30 setembro 2013

INFRINGENTES



        Seria ideal que toda e qualquer situação ficasse restrita aos seus limites peculiares, imune aos predadores e que o toque pessoal fosse sempre um toque de classe dentro do permissível.
       No entanto, é mais comum do que se espera, a ocorrência de invasões inconvenientes, minando e contaminando o que, supostamente, deveria acontecer em plena harmonia e coerência. Uma extensa lista de contravenções se estende e se alastra por entre as relações de convívio e são cometidas numa pueril displicência sem a medida das prováveis consequências.
       Acessos de infringentes sensações e de corruptas posturas abalam e violam momentos significativos do afeto que deixa, subitamente, de ser especial.
     As transgressões afetivas são, frequentemente, causadas por equivocados pontos de vista no desconhecimento da força da Lei da Gravidade.  Simples dedução que me ocorre, por constatar que muitos se iludem ao pressupor que o centro gravitacional do planeta Terra é seu próprio umbigo e que tudo mais gira ao seu redor como meros satélites na órbita da circunscrição em que vivem.

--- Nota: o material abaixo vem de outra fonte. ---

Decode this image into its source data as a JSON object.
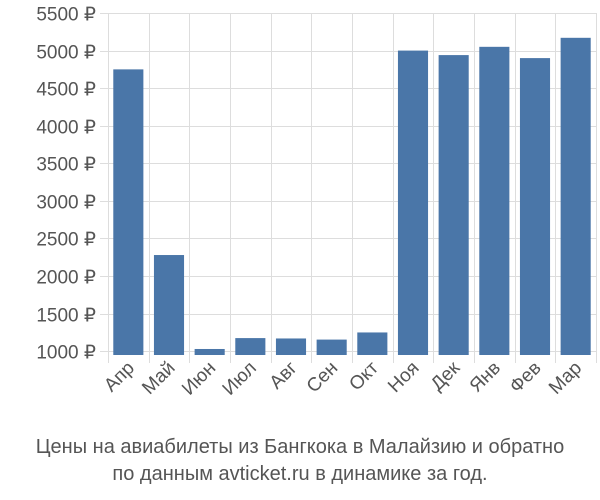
{
  "chart_data": {
    "type": "bar",
    "title": "",
    "xlabel": "",
    "ylabel": "",
    "currency": "₽",
    "categories": [
      "Апр",
      "Май",
      "Июн",
      "Июл",
      "Авг",
      "Сен",
      "Окт",
      "Ноя",
      "Дек",
      "Янв",
      "Фев",
      "Мар"
    ],
    "values": [
      4750,
      2280,
      1030,
      1175,
      1170,
      1155,
      1250,
      5000,
      4940,
      5050,
      4900,
      5170
    ],
    "yticks": [
      1000,
      1500,
      2000,
      2500,
      3000,
      3500,
      4000,
      4500,
      5000,
      5500
    ],
    "ylim": [
      950,
      5500
    ],
    "grid": true,
    "bar_color": "#4a76a8",
    "grid_color": "#dddddd"
  },
  "caption": {
    "line1": "Цены на авиабилеты из Бангкока в Малайзию и обратно",
    "line2": "по данным avticket.ru в динамике за год."
  }
}
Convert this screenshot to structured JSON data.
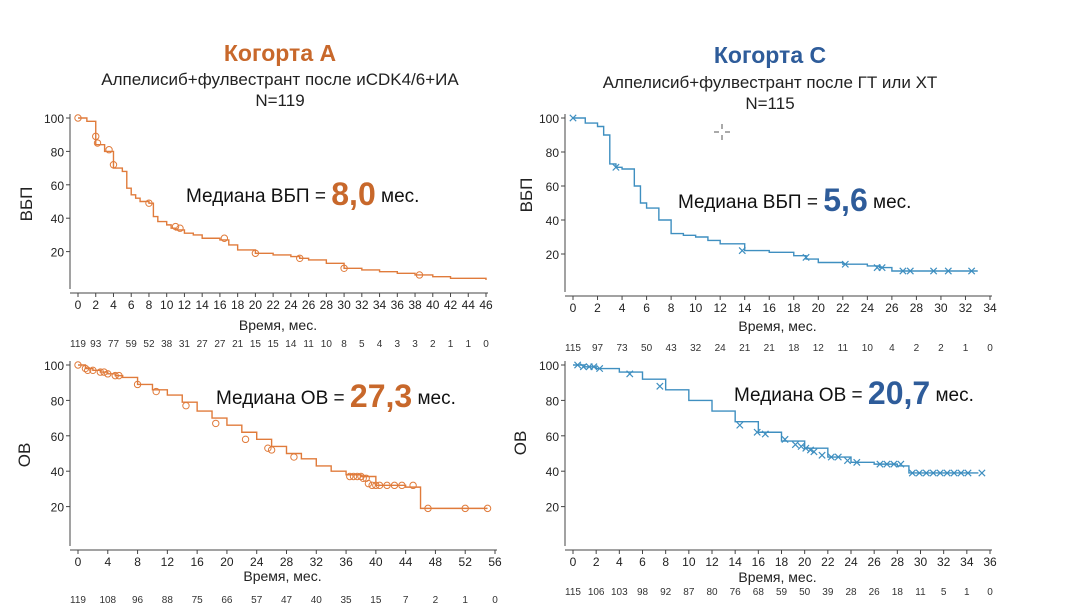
{
  "colors": {
    "orange": "#c8682b",
    "blue": "#2e5c9a",
    "orange_line": "#e07b3b",
    "blue_line": "#3f8fc0"
  },
  "cohort_a": {
    "title": "Когорта А",
    "subtitle": "Алпелисиб+фулвестрант после иCDK4/6+ИА",
    "n": "N=119",
    "pfs_median": {
      "prefix": "Медиана ВБП = ",
      "value": "8,0",
      "suffix": " мес."
    },
    "os_median": {
      "prefix": "Медиана ОВ = ",
      "value": "27,3",
      "suffix": " мес."
    }
  },
  "cohort_c": {
    "title": "Когорта С",
    "subtitle": "Алпелисиб+фулвестрант после ГТ или ХТ",
    "n": "N=115",
    "pfs_median": {
      "prefix": "Медиана ВБП = ",
      "value": "5,6",
      "suffix": " мес."
    },
    "os_median": {
      "prefix": "Медиана ОВ = ",
      "value": "20,7",
      "suffix": " мес."
    }
  },
  "chart_data": [
    {
      "id": "a_pfs",
      "type": "line",
      "title": "Когорта А — ВБП",
      "ylabel": "ВБП",
      "xlabel": "Время, мес.",
      "xlim": [
        0,
        46
      ],
      "ylim": [
        0,
        100
      ],
      "marker": "circle",
      "color_key": "orange_line",
      "xticks": [
        0,
        2,
        4,
        6,
        8,
        10,
        12,
        14,
        16,
        18,
        20,
        22,
        24,
        26,
        28,
        30,
        32,
        34,
        36,
        38,
        40,
        42,
        44,
        46
      ],
      "yticks": [
        20,
        40,
        60,
        80,
        100
      ],
      "risk": [
        "119",
        "93",
        "77",
        "59",
        "52",
        "38",
        "31",
        "27",
        "27",
        "21",
        "15",
        "15",
        "14",
        "11",
        "10",
        "8",
        "5",
        "4",
        "3",
        "3",
        "2",
        "1",
        "1",
        "0"
      ],
      "x": [
        0,
        1,
        2,
        2,
        3,
        4,
        4,
        5,
        5.5,
        6,
        6.5,
        7,
        8,
        8.5,
        9,
        10,
        10.5,
        11,
        12,
        13,
        14,
        16,
        17,
        18,
        20,
        22,
        24,
        25,
        26,
        28,
        30,
        32,
        34,
        36,
        38,
        40,
        42,
        44,
        46
      ],
      "y": [
        100,
        98,
        90,
        84,
        80,
        73,
        70,
        68,
        58,
        54,
        52,
        50,
        49,
        41,
        38,
        36,
        34,
        33,
        31,
        30,
        28,
        27,
        24,
        21,
        19,
        18,
        17,
        16,
        15,
        13,
        10,
        9,
        8,
        7,
        6,
        5,
        4,
        4,
        3
      ],
      "censor_x": [
        0,
        2,
        2.2,
        3.5,
        4,
        8,
        11,
        11.5,
        16.5,
        20,
        25,
        30,
        38.5
      ],
      "censor_y": [
        100,
        89,
        85,
        81,
        72,
        49,
        35,
        34,
        28,
        19,
        16,
        10,
        6
      ]
    },
    {
      "id": "a_os",
      "type": "line",
      "title": "Когорта А — ОВ",
      "ylabel": "ОВ",
      "xlabel": "Время, мес.",
      "xlim": [
        0,
        56
      ],
      "ylim": [
        0,
        100
      ],
      "marker": "circle",
      "color_key": "orange_line",
      "xticks": [
        0,
        4,
        8,
        12,
        16,
        20,
        24,
        28,
        32,
        36,
        40,
        44,
        48,
        52,
        56
      ],
      "yticks": [
        20,
        40,
        60,
        80,
        100
      ],
      "risk": [
        "119",
        "108",
        "96",
        "88",
        "75",
        "66",
        "57",
        "47",
        "40",
        "35",
        "15",
        "7",
        "2",
        "1",
        "0"
      ],
      "x": [
        0,
        1,
        2,
        3,
        4,
        5,
        6,
        8,
        10,
        12,
        14,
        16,
        18,
        20,
        22,
        24,
        26,
        28,
        30,
        32,
        34,
        36,
        38,
        40,
        44,
        45,
        46,
        47,
        50,
        55
      ],
      "y": [
        100,
        98,
        97,
        96,
        95,
        94,
        93,
        89,
        86,
        83,
        79,
        74,
        70,
        66,
        62,
        58,
        54,
        50,
        47,
        43,
        40,
        38,
        37,
        32,
        31,
        31,
        19,
        19,
        19,
        19
      ],
      "censor_x": [
        0,
        1,
        1.3,
        2,
        3,
        3.5,
        4,
        5,
        5.5,
        8,
        10.5,
        14.5,
        18.5,
        22.5,
        25.5,
        26,
        29,
        36.5,
        37,
        37.5,
        38,
        38.3,
        38.7,
        39,
        39.5,
        40,
        40.5,
        41.5,
        42.5,
        43.5,
        45,
        47,
        52,
        55
      ],
      "censor_y": [
        100,
        98,
        97,
        97,
        96,
        96,
        95,
        94,
        94,
        89,
        85,
        77,
        67,
        58,
        53,
        52,
        48,
        37,
        37,
        37,
        37,
        36,
        36,
        33,
        32,
        32,
        32,
        32,
        32,
        32,
        32,
        19,
        19,
        19
      ]
    },
    {
      "id": "c_pfs",
      "type": "line",
      "title": "Когорта С — ВБП",
      "ylabel": "ВБП",
      "xlabel": "Время, мес.",
      "xlim": [
        0,
        34
      ],
      "ylim": [
        0,
        100
      ],
      "marker": "x",
      "color_key": "blue_line",
      "xticks": [
        0,
        2,
        4,
        6,
        8,
        10,
        12,
        14,
        16,
        18,
        20,
        22,
        24,
        26,
        28,
        30,
        32,
        34
      ],
      "yticks": [
        20,
        40,
        60,
        80,
        100
      ],
      "risk": [
        "115",
        "97",
        "73",
        "50",
        "43",
        "32",
        "24",
        "21",
        "21",
        "18",
        "12",
        "11",
        "10",
        "4",
        "2",
        "2",
        "1",
        "0"
      ],
      "x": [
        0,
        1,
        2,
        2.5,
        3,
        3.5,
        4,
        5,
        5.5,
        6,
        7,
        8,
        9,
        10,
        11,
        12,
        14,
        16,
        18,
        19,
        20,
        22,
        24,
        25,
        26,
        28,
        30,
        32,
        33
      ],
      "y": [
        100,
        97,
        95,
        90,
        73,
        71,
        70,
        60,
        50,
        47,
        40,
        32,
        31,
        30,
        28,
        26,
        22,
        21,
        19,
        17,
        15,
        14,
        13,
        12,
        10,
        10,
        10,
        10,
        10
      ],
      "censor_x": [
        0,
        3.5,
        13.8,
        19,
        22.2,
        24.8,
        25.2,
        26.9,
        27.5,
        29.4,
        30.6,
        32.5
      ],
      "censor_y": [
        100,
        71,
        22,
        18,
        14,
        12,
        12,
        10,
        10,
        10,
        10,
        10
      ]
    },
    {
      "id": "c_os",
      "type": "line",
      "title": "Когорта С — ОВ",
      "ylabel": "ОВ",
      "xlabel": "Время, мес.",
      "xlim": [
        0,
        36
      ],
      "ylim": [
        0,
        100
      ],
      "marker": "x",
      "color_key": "blue_line",
      "xticks": [
        0,
        2,
        4,
        6,
        8,
        10,
        12,
        14,
        16,
        18,
        20,
        22,
        24,
        26,
        28,
        30,
        32,
        34,
        36
      ],
      "yticks": [
        20,
        40,
        60,
        80,
        100
      ],
      "risk": [
        "115",
        "106",
        "103",
        "98",
        "92",
        "87",
        "80",
        "76",
        "68",
        "59",
        "50",
        "39",
        "28",
        "26",
        "18",
        "11",
        "5",
        "1",
        "0"
      ],
      "x": [
        0,
        1,
        2,
        4,
        6,
        8,
        10,
        12,
        14,
        16,
        18,
        20,
        22,
        24,
        26,
        28,
        29,
        30,
        32,
        34,
        35
      ],
      "y": [
        100,
        99,
        98,
        96,
        92,
        86,
        80,
        74,
        68,
        62,
        57,
        53,
        48,
        45,
        44,
        43,
        39,
        39,
        39,
        39,
        39
      ],
      "censor_x": [
        0.4,
        0.9,
        1.4,
        1.8,
        2.3,
        4.9,
        7.5,
        14.4,
        15.9,
        16.6,
        18.3,
        19.2,
        19.7,
        20.1,
        20.5,
        20.8,
        21.5,
        22.3,
        22.9,
        23.7,
        24.5,
        26.5,
        27.1,
        27.7,
        28.3,
        29.3,
        29.9,
        30.5,
        31.1,
        31.7,
        32.3,
        32.9,
        33.5,
        34.1,
        35.3
      ],
      "censor_y": [
        100,
        99,
        99,
        99,
        98,
        95,
        88,
        66,
        62,
        61,
        58,
        55,
        54,
        53,
        52,
        51,
        49,
        48,
        48,
        46,
        45,
        44,
        44,
        44,
        44,
        39,
        39,
        39,
        39,
        39,
        39,
        39,
        39,
        39,
        39
      ]
    }
  ]
}
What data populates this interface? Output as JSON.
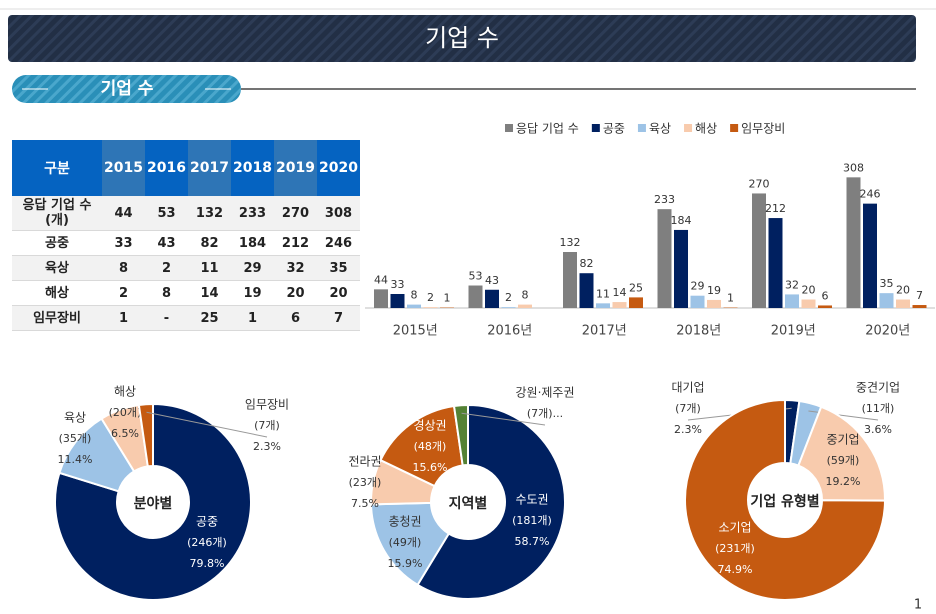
{
  "header": {
    "title": "기업 수"
  },
  "section": {
    "label": "기업 수"
  },
  "table": {
    "header": [
      "구분",
      "2015",
      "2016",
      "2017",
      "2018",
      "2019",
      "2020"
    ],
    "rows": [
      [
        "응답 기업 수 (개)",
        44,
        53,
        132,
        233,
        270,
        308
      ],
      [
        "공중",
        33,
        43,
        82,
        184,
        212,
        246
      ],
      [
        "육상",
        8,
        2,
        11,
        29,
        32,
        35
      ],
      [
        "해상",
        2,
        8,
        14,
        19,
        20,
        20
      ],
      [
        "임무장비",
        1,
        "-",
        25,
        1,
        6,
        7
      ]
    ]
  },
  "chart_data": [
    {
      "type": "bar",
      "categories": [
        "2015년",
        "2016년",
        "2017년",
        "2018년",
        "2019년",
        "2020년"
      ],
      "ylim": [
        0,
        330
      ],
      "legend": "top",
      "series": [
        {
          "name": "응답 기업 수",
          "color": "#7f7f7f",
          "values": [
            44,
            53,
            132,
            233,
            270,
            308
          ]
        },
        {
          "name": "공중",
          "color": "#002060",
          "values": [
            33,
            43,
            82,
            184,
            212,
            246
          ]
        },
        {
          "name": "육상",
          "color": "#9dc3e6",
          "values": [
            8,
            2,
            11,
            29,
            32,
            35
          ]
        },
        {
          "name": "해상",
          "color": "#f8cbad",
          "values": [
            2,
            8,
            14,
            19,
            20,
            20
          ]
        },
        {
          "name": "임무장비",
          "color": "#c55a11",
          "values": [
            1,
            null,
            25,
            1,
            6,
            7
          ]
        }
      ]
    },
    {
      "type": "donut",
      "center_label": "분야별",
      "categories": [
        "공중",
        "육상",
        "해상",
        "임무장비"
      ],
      "values": [
        79.8,
        11.4,
        6.5,
        2.3
      ],
      "value_labels": [
        "79.8%",
        "11.4%",
        "6.5%",
        "2.3%"
      ],
      "counts": [
        246,
        35,
        20,
        7
      ],
      "count_labels": [
        "(246개)",
        "(35개)",
        "(20개)",
        "(7개)"
      ],
      "colors": [
        "#002060",
        "#9dc3e6",
        "#f8cbad",
        "#c55a11"
      ]
    },
    {
      "type": "donut",
      "center_label": "지역별",
      "categories": [
        "수도권",
        "충청권",
        "전라권",
        "경상권",
        "강원·제주권"
      ],
      "values": [
        58.7,
        15.9,
        7.5,
        15.6,
        2.3
      ],
      "value_labels": [
        "58.7%",
        "15.9%",
        "7.5%",
        "15.6%",
        null
      ],
      "counts": [
        181,
        49,
        23,
        48,
        7
      ],
      "count_labels": [
        "(181개)",
        "(49개)",
        "(23개)",
        "(48개)",
        "(7개)..."
      ],
      "colors": [
        "#002060",
        "#9dc3e6",
        "#f8cbad",
        "#c55a11",
        "#548235"
      ]
    },
    {
      "type": "donut",
      "center_label": "기업 유형별",
      "categories": [
        "대기업",
        "중견기업",
        "중기업",
        "소기업"
      ],
      "values": [
        2.3,
        3.6,
        19.2,
        74.9
      ],
      "value_labels": [
        "2.3%",
        "3.6%",
        "19.2%",
        "74.9%"
      ],
      "counts": [
        7,
        11,
        59,
        231
      ],
      "count_labels": [
        "(7개)",
        "(11개)",
        "(59개)",
        "(231개)"
      ],
      "colors": [
        "#002060",
        "#9dc3e6",
        "#f8cbad",
        "#c55a11"
      ]
    }
  ],
  "page_number": "1"
}
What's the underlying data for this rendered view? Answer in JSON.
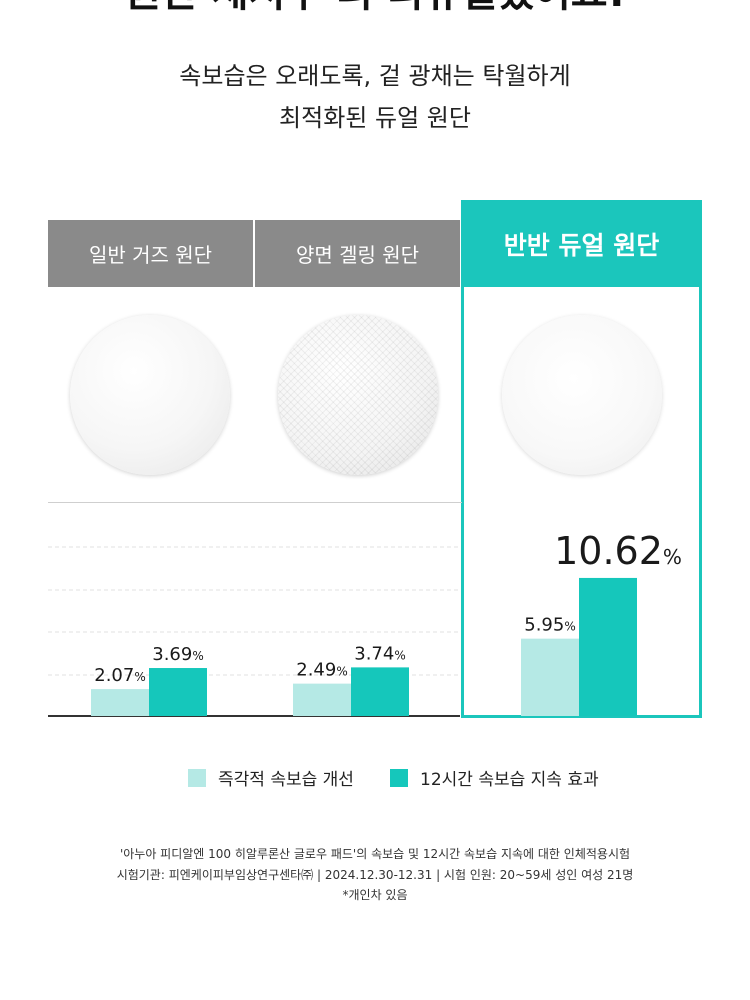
{
  "heading": {
    "title_partial": "원단 세서부 터 리뉴얼했어요!",
    "subtitle_line1": "속보습은 오래도록, 겉 광채는 탁월하게",
    "subtitle_line2": "최적화된 듀얼 원단"
  },
  "columns": [
    {
      "label": "일반 거즈 원단"
    },
    {
      "label": "양면 겔링 원단"
    },
    {
      "label": "반반 듀얼 원단"
    }
  ],
  "colors": {
    "light": "#b5e9e5",
    "dark": "#15c7bb",
    "header_gray": "#8a8a8a",
    "accent": "#1bc6bc"
  },
  "chart_data": {
    "type": "bar",
    "categories": [
      "일반 거즈 원단",
      "양면 겔링 원단",
      "반반 듀얼 원단"
    ],
    "series": [
      {
        "name": "즉각적 속보습 개선",
        "values": [
          2.07,
          2.49,
          5.95
        ]
      },
      {
        "name": "12시간 속보습 지속 효과",
        "values": [
          3.69,
          3.74,
          10.62
        ]
      }
    ],
    "value_labels": [
      [
        "2.07",
        "3.69"
      ],
      [
        "2.49",
        "3.74"
      ],
      [
        "5.95",
        "10.62"
      ]
    ],
    "unit": "%",
    "legend_position": "bottom",
    "grid": true
  },
  "legend": {
    "item1": "즉각적 속보습 개선",
    "item2": "12시간 속보습 지속 효과"
  },
  "footnotes": {
    "line1": "'아누아 피디알엔 100 히알루론산 글로우 패드'의 속보습 및 12시간 속보습 지속에 대한 인체적용시험",
    "line2": "시험기관: 피엔케이피부임상연구센타㈜ | 2024.12.30-12.31 | 시험 인원: 20~59세 성인 여성 21명",
    "line3": "*개인차 있음"
  }
}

      Em todos os momentos em que ordenamos ao invés de solicitar, exigimos ao contrário de aceitar, cobramos em detrimento de oferecer, nos tornamos culpados por atitudes infringentes em relação aos nossos afetos.  
     São infringentes, também, no cotidiano generalizado, o ódio, o ressentimento, a cobiça, a inveja e todos os seus derivados e decorrentes.  Sentimentos que se instalam no mais oculto do nosso íntimo e que, muitas vezes, aparecem e se deixam perceber em rasgos momentâneos e involuntários, desrespeitando o conceito primordial da obediência ao correto, à conduta exigível.
    Sensações infringentes que, sem muita explicação, vão ocupando compartimentos vazios dentro do peito da gente.  Sensações indesejáveis e, às vezes, inconvenientes.  Infratores clandestinos esgueirando-se pelas nossas veias e correndo misturados ao nosso sangue, que atravessam o nosso surpreso coração como trovões que rasgam os céus em meio a tempestades.
  Se procurarmos denominá-los, catalogá-los, decifrá-los, esbarramos no silêncio hermético das coisas secretas.  É impossível definir sentimentos infringentes que roubam a nossa paz e se acham no direito de viajar pela nossa alma, completamente impunes de todo e qualquer ressarcimento.
    Lastimável saber que os danos causados são, de certo modo, irreparáveis.  Apesar de possuírem nome e número de identificação, os infringentes sentimentos se escondem em meio à multidão dos descompromissados com a legitimidade.
     E lá vamos nós, exaustos por lidar com os transgressores, enfrentar a tarefa inócua de julgar, sentenciar e condená-los, como se fosse possível extirpar os malefícios que nos causam.  Queremos encarcerá-los numa masmorra fora de alcance.
  No terreno do afeto, os gestos infringentes só se extirpam com a solução de continuidade.
    Como disse Mario Quintana: "Nada vibrou/ Não se ouviu nada/ Nada.../ Mas o cristal nunca mais deu o mesmo som/ Cala, amigo/ Cuidado, amiga/ Uma só palavra pode tudo perder para sempre"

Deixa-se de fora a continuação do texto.